Feedback Regulated Turbulence, Magnetic Fields, and Star Formation Rates in Galactic Disks

Abstract

We use three-dimensional magnetohydrodynamic (MHD) simulations to investigate the quasi-equilibrium states of galactic disks regulated by star formation feedback. We incorporate effects from massive-star feedback via time-varying heating rates and supernova (SN) explosions. We find that the disks in our simulations rapidly approach a quasi-steady state that satisfies vertical dynamical equilibrium. The star formation rate (SFR) surface density self adjusts to provide the total momentum flux (pressure) in the vertical direction that matches the weight of the gas. We quantify feedback efficiency by measuring feedback yields, eta(c) equivalent to P-c/Sigma(SFR) (in suitable units), for each pressure component. The turbulent and thermal feedback yields are the same for HD and MHD simulations, eta(th) similar to 1 and eta(turb) similar to 4, consistent with the theoretical expectations.

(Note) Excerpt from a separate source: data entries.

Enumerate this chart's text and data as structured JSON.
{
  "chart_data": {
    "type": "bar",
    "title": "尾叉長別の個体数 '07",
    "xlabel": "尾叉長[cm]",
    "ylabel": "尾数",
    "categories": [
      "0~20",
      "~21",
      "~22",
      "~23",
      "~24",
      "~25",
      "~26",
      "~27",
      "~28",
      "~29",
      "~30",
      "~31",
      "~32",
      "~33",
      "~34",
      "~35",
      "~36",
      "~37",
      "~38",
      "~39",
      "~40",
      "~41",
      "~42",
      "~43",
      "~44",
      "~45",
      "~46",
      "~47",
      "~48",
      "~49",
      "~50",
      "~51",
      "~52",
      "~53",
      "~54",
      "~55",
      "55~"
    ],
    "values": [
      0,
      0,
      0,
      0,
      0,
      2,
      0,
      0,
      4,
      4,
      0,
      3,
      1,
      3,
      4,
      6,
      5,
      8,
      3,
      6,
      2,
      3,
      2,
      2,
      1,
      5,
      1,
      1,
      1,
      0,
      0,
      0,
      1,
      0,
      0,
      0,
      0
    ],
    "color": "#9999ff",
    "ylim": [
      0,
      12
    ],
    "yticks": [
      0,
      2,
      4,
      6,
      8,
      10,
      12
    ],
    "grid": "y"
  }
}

In MHD simulations, turbulent magnetic fields are rapidly generated by turbulence, and saturate at a level corresponding to eta(mag,t) similar to 1. The presence of magnetic fields enhances the total feedback yield and therefore reduces the SFR, since the same vertical support can be supplied at a smaller SFR. We suggest further numerical calibrations and observational tests in terms of the feedback yields.